Cette ONG souhaitait faire venir des enfants du Darfour pour les sauver d'une mort certaine, selon eux.

Chacun d'entre nous s'est fait une idée à partir de la presse. 

Mais moi, cela me touche beaucoup car une des personnes emprisonnée actuellement au Tchad m'a apporté son aide. En effet, dans l'attente de la réponse de l'ICBF, nous avons imaginé un refus de notre dossier et envisagé de déposer un dossier dans un autre pays. C'est comme cela que j'ai échangé des mails avec une des ces personnes. Elle m'avait dit de croire dans notre projet et qu'un jour, un enfant serait mis sur notre chemin... je me rappelle encore ses paroles.

Que cette action est été "mal montée" soit, mais de là, à accuser ces personnes de pédophilie, de trafic d'enfants pour des organes et j'en passe ; je dis NON !
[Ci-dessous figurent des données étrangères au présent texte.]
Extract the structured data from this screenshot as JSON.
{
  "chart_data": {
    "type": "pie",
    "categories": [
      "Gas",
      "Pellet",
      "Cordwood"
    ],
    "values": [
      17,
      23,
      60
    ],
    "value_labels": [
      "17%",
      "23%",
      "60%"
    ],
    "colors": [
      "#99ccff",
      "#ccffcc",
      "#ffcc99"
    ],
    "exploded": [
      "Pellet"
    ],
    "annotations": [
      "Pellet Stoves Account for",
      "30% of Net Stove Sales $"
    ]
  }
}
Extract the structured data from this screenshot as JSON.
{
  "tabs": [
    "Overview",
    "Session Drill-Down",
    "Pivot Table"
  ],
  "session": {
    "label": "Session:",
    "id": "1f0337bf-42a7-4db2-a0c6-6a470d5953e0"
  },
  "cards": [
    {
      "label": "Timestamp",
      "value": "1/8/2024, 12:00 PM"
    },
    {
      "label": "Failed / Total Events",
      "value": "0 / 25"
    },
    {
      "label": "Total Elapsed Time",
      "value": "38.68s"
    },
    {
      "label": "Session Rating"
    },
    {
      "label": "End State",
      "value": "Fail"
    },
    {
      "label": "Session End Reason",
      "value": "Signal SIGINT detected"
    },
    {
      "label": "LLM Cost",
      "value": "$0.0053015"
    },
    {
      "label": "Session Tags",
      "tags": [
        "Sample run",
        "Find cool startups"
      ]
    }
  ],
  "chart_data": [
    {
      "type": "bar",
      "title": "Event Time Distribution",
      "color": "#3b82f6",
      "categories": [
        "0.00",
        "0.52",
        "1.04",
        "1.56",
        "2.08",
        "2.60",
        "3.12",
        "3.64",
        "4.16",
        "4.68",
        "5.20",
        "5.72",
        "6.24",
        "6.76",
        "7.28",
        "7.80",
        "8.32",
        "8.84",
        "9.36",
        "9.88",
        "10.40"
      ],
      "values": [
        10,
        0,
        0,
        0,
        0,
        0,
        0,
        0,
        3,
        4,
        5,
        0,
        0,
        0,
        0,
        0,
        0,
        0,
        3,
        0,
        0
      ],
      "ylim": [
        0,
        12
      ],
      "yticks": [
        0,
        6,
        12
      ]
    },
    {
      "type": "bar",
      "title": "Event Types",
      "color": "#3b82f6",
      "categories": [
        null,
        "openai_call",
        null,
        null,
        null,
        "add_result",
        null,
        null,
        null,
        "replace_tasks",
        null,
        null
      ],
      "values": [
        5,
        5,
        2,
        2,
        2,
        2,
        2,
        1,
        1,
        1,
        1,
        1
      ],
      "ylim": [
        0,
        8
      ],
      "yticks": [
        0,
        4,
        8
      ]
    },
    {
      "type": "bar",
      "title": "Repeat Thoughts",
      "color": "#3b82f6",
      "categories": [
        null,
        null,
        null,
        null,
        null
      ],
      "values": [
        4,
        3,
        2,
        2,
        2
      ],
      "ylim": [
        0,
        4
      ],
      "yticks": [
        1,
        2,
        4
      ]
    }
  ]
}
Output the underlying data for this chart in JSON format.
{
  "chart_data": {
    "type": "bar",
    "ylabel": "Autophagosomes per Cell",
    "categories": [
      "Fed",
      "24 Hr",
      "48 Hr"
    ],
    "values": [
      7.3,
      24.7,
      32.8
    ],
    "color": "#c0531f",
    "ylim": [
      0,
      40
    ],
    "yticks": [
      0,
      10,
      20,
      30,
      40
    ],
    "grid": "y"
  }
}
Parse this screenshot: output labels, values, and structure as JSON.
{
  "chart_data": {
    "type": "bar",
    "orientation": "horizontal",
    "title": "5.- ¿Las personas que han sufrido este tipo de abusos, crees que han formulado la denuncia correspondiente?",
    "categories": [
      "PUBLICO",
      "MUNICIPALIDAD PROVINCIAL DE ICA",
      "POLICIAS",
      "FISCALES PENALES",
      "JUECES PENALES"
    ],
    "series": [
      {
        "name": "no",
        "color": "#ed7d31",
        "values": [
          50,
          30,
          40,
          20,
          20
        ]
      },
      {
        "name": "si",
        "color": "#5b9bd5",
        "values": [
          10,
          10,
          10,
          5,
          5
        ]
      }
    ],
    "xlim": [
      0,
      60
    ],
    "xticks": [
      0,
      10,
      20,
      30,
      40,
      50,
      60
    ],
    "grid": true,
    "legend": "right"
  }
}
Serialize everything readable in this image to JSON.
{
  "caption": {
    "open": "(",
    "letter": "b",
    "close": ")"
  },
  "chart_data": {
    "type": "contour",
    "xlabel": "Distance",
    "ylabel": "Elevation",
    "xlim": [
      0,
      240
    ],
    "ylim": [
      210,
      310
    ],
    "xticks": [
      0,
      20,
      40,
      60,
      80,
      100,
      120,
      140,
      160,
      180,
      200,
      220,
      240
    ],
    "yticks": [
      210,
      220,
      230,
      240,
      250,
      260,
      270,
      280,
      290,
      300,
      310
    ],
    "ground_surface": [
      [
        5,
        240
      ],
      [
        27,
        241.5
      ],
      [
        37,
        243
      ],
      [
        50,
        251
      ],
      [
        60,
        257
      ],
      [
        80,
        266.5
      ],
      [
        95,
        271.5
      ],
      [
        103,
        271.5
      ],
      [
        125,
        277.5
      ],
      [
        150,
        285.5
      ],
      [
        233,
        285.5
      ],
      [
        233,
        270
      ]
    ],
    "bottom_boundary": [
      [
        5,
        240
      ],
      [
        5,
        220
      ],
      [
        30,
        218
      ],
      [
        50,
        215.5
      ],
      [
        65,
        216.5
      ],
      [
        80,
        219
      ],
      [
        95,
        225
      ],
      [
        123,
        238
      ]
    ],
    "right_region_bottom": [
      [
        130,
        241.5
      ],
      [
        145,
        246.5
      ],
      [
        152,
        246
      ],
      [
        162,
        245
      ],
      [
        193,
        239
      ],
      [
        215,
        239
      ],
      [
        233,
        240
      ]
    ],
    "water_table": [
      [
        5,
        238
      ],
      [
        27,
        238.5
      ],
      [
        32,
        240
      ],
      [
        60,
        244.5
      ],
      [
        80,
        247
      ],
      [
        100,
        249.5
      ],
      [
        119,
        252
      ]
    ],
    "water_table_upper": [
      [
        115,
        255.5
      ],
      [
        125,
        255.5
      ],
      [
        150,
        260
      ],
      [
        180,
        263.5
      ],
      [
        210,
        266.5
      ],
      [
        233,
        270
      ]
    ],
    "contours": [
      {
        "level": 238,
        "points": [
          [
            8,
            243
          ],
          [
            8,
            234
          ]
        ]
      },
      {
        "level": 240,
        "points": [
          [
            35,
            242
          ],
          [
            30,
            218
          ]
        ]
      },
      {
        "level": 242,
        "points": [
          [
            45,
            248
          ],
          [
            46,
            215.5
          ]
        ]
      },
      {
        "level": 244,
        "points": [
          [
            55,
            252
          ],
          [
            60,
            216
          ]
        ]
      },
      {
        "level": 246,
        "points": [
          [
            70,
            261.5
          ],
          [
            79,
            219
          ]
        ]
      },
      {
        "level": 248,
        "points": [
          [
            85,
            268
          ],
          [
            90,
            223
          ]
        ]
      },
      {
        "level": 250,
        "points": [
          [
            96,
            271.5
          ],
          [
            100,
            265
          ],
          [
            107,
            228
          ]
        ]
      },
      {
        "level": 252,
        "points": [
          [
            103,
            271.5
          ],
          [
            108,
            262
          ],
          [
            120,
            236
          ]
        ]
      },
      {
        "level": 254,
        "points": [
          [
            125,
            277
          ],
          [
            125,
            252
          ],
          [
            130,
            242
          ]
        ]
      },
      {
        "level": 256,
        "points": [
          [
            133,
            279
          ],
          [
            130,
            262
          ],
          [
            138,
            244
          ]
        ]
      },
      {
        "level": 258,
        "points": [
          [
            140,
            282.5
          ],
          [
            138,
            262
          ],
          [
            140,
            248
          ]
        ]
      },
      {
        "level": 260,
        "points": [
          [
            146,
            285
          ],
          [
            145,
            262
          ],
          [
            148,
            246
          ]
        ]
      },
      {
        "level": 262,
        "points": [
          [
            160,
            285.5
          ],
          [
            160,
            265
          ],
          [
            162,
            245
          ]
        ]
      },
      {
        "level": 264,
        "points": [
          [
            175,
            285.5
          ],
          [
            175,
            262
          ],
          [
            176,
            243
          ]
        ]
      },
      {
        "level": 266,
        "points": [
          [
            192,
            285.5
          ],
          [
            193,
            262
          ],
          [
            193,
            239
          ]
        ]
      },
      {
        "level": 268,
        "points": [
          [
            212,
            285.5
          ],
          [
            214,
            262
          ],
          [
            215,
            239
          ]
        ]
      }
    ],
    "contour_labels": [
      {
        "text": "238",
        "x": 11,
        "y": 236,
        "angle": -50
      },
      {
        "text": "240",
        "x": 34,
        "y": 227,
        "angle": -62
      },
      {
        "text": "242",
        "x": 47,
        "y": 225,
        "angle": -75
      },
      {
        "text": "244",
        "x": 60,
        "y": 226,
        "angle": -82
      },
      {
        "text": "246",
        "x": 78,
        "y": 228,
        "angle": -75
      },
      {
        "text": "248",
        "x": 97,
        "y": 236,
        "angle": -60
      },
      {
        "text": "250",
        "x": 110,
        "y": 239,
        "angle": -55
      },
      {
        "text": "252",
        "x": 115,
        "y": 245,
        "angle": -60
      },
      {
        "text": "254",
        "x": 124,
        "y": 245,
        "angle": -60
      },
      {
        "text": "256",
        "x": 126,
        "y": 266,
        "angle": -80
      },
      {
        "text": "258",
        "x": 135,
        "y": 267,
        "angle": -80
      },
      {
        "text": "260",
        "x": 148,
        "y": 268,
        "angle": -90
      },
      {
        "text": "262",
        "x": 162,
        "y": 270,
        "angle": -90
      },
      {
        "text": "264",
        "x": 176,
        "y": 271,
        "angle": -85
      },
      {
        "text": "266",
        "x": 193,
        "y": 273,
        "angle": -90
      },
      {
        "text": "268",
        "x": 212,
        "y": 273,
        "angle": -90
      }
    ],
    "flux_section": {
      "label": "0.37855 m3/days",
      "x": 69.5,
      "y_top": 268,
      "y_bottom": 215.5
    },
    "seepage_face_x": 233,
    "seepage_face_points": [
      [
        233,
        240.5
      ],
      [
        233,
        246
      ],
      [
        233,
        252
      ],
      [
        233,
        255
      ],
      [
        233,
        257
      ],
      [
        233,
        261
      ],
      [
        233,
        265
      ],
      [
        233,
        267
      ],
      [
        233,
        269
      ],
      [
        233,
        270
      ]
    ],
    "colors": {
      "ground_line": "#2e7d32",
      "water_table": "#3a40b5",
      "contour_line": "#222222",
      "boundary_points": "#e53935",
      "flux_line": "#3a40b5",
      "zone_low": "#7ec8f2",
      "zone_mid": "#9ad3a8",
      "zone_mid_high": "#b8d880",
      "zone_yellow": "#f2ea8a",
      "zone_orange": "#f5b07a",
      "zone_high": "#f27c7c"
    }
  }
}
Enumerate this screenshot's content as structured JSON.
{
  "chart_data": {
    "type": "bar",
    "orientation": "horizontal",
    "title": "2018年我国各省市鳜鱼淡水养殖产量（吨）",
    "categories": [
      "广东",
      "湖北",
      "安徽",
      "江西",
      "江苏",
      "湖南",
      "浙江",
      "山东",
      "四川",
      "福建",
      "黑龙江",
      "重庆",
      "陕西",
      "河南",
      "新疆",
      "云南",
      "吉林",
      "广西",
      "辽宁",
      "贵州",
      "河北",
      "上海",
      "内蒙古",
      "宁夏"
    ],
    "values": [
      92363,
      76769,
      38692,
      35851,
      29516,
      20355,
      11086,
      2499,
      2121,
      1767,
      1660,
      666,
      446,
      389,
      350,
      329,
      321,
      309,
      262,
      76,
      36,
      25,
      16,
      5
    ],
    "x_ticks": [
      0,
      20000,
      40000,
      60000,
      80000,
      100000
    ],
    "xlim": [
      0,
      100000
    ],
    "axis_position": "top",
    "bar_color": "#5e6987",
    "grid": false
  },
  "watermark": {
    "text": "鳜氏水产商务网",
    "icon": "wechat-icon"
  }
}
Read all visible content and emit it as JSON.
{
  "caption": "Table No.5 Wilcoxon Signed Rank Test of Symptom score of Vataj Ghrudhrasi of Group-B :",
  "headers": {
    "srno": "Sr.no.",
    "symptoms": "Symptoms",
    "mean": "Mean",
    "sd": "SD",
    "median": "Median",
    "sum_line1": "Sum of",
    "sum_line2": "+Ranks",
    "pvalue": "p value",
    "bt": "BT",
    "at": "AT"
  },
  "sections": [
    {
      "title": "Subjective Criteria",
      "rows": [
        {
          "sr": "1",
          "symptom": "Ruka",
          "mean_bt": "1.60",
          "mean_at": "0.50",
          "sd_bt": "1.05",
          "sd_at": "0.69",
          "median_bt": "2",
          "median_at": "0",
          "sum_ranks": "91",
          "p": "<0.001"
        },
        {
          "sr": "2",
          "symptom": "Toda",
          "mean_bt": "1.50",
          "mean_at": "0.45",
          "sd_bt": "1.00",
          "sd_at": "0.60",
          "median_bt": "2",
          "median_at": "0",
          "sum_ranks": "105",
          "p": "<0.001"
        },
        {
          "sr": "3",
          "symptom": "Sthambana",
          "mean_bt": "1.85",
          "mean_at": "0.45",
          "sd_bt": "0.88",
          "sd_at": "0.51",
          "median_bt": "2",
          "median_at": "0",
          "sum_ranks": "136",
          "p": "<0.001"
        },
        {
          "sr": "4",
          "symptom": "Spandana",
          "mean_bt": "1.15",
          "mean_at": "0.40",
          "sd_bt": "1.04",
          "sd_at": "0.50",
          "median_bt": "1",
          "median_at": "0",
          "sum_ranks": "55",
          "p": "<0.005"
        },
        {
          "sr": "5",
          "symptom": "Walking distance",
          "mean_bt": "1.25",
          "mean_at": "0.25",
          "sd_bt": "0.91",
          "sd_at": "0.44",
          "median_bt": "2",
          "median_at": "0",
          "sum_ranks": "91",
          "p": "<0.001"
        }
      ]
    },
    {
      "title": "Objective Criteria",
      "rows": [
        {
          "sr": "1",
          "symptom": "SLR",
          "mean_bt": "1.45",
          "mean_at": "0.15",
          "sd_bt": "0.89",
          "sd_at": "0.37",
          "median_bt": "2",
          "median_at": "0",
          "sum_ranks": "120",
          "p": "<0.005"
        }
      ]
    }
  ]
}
Je suis allée sur différents forums de discussion de parents adoptifs, ; j'y ai lu des choses d'une agréssivité rare. Oui, l'adoption en France pourrait avoir à subir les conséquences. 
Mais, il est faut de dire qu'il est interdit d'adopter au Tchad. Nous connaissons un couple qui a adopté leur petite fille dans ce pays en toute légalité. Alors lorsque c'est le président de l'AFA qui le dit au journal de 12 h 30 sur France 3, je suis révoltée. 

Quoi dire à cette petite fille ? C'est à se demander comment ces personnes peuvent être à la tête d'un organisme chargé de l'adoption internationale.

De plus, silence radio de Bernard Kouchner ; or, il était le premier avec Bernard Henri-Levy à dénoncer cette guere au Darfour. Et là , RIEN, nada ! Nous entendons que Mme YADE. Cela me révolte !

Faut pas oublier, qu'il a été l'un des premiers médecins français à avancer l'aide humanitaire pour aller dans certains pays tel que le  Vietnam et le Biafra pour sauver des enfants : cela s'appelait "Ingérance humanitaire". Cela ne vous rappelle rien ?!?

Voilà, c'était mon coup gueule ;  nous n'avons pas tous les tenants et les aboutissants mais ce que je crains c'est que ces hommes et femmes peuvent être broyés par une machine politique qui nous dépasse.

Ce soir, je pense à sa femme et à ses filles.